Expression Comparison in Liver

Utilizing independent liver tissue samples, we compared differential expression in liver tissue gene expression among ohnologs of grayling and Atlantic salmon with their ohnolog-tetrad tissue expression evolution categories. The liver samples from four grayling individuals were sampled in the river Gudbrandsdalslågen (61°18′53.09″N 10°18′1.53″E). The samples were from two males (370,375 mm) and two females (330,360 mm). The fish was euthanized and dissected immediately after capture, and the liver was stored in RNAlater. Total RNA was extracted and 100-bp single-end read libraries were generated for two individuals and sequenced using the Illumina HiSeq4000 platform. For the other two individuals, 150-bp paired-end read libraries were generated and sequenced using the Illumina HiSeq2500 platform. RNA-Seq data for an additional four Atlantic salmon liver tissue samples were obtained from a feeding experiment (Gillard et al. 2018). Presmolt salmon were raised on fish oil-based diets under freshwater conditions.

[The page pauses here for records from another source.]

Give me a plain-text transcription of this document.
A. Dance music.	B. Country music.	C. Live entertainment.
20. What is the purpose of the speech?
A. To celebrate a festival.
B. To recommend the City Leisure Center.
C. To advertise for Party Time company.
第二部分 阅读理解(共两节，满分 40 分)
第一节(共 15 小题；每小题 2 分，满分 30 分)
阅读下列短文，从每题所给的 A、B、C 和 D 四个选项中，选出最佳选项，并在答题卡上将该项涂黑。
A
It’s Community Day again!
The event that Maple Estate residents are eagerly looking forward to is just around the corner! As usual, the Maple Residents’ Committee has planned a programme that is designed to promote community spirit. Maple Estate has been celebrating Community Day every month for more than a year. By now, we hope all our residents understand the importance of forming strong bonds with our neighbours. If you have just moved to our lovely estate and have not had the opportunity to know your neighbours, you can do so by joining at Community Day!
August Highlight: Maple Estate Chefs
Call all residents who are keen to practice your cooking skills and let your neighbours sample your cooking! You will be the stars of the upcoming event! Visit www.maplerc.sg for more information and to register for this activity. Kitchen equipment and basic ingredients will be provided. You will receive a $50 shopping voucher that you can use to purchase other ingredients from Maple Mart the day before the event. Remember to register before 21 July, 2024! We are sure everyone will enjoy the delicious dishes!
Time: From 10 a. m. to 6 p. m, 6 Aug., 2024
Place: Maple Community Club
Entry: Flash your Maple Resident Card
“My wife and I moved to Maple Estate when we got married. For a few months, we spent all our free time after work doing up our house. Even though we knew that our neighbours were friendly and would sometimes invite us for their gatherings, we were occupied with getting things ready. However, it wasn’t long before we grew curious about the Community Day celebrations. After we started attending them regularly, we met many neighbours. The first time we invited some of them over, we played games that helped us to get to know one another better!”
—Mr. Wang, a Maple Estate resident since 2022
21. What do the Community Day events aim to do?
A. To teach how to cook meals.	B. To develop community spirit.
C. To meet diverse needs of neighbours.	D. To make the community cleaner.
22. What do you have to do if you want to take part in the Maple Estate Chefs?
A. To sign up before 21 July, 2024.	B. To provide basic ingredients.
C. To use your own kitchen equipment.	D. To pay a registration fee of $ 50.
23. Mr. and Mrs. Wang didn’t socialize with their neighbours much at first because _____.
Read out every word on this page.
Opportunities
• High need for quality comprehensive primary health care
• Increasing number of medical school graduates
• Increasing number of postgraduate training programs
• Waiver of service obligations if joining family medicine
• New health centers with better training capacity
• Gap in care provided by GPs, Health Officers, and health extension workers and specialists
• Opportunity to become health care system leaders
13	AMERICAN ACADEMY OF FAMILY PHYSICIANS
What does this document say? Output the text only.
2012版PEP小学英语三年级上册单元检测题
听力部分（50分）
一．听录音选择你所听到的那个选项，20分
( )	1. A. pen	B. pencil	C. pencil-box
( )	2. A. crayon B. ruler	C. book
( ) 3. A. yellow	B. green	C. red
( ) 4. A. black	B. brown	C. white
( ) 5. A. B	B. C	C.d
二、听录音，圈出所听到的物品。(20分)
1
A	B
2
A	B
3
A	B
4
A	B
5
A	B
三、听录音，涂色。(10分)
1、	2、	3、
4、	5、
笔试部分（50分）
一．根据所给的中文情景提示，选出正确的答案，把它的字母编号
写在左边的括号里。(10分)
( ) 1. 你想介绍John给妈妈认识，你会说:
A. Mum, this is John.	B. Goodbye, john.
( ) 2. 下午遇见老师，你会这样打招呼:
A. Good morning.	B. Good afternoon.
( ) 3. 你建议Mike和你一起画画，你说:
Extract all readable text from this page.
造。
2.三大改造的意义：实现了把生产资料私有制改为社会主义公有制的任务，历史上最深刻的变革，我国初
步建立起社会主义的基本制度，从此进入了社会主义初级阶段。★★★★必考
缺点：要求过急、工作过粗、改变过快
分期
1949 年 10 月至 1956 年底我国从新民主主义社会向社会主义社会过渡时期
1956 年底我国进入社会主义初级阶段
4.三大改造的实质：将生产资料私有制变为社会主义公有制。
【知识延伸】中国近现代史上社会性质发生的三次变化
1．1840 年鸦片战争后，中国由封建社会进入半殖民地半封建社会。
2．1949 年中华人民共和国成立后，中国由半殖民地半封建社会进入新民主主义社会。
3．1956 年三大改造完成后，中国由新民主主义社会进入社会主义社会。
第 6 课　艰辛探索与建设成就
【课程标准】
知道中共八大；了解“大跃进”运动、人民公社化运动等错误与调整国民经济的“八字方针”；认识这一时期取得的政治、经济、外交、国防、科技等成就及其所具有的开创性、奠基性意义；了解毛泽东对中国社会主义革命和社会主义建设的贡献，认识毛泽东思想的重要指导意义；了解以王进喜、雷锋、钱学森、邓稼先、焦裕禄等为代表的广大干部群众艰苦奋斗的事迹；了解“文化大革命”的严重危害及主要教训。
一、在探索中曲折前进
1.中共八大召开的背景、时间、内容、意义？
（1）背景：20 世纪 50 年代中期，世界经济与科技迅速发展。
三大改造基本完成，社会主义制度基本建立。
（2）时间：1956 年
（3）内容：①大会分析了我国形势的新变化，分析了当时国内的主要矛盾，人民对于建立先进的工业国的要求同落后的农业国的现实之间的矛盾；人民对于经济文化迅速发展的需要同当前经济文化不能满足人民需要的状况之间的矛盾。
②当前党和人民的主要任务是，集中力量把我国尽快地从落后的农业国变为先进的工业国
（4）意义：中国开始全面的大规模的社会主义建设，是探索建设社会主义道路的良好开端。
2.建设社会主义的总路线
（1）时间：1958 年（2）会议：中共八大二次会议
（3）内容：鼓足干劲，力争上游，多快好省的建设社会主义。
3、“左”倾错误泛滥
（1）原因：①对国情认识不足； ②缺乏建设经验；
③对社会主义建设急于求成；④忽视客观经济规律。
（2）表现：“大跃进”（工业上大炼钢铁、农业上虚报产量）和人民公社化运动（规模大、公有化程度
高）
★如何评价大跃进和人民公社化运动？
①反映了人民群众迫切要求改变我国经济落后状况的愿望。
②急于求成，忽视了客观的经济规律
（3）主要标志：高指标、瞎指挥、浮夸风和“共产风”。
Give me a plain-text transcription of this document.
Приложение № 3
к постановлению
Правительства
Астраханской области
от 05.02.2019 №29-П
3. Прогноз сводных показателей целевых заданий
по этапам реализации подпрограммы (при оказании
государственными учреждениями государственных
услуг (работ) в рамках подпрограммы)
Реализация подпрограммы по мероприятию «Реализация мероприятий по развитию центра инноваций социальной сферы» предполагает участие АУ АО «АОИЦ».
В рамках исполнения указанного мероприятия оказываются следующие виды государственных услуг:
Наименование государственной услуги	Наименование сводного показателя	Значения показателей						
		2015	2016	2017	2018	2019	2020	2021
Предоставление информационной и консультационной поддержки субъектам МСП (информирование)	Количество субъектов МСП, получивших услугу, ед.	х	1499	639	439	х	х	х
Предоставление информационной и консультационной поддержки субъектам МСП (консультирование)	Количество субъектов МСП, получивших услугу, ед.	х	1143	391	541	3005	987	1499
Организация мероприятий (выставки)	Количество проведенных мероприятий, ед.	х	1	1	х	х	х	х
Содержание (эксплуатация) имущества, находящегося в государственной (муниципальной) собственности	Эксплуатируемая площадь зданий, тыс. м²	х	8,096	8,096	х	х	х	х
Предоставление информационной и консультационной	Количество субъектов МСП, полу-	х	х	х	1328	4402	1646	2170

The RNA-Seq read data were quality processed using CutAdapt (Martin 2011) before alignment we aligned the reads to grayling or Atlantic salmon (ICSASG_v2; Lien et al. 2016) genomes, respectively, using STAR (Dobin et al. 2013). RSEM (Li and Dewey 2011) expected counts were generated for gene features. EdgeR (Robinson et al. 2010) was used to generate normalized library sizes of samples (TMM normalization), followed by a differential expression analysis using the exact test method between the gene expression of both the grayling and Atlantic salmon ohnologs in each ohnolog-tetrad. The fold change (log2 scaled) and significance of differential expression (false discovery rate-corrected P-values) were produced for grayling and Atlantic salmon duplicates, as well as relative counts in the form of CPM.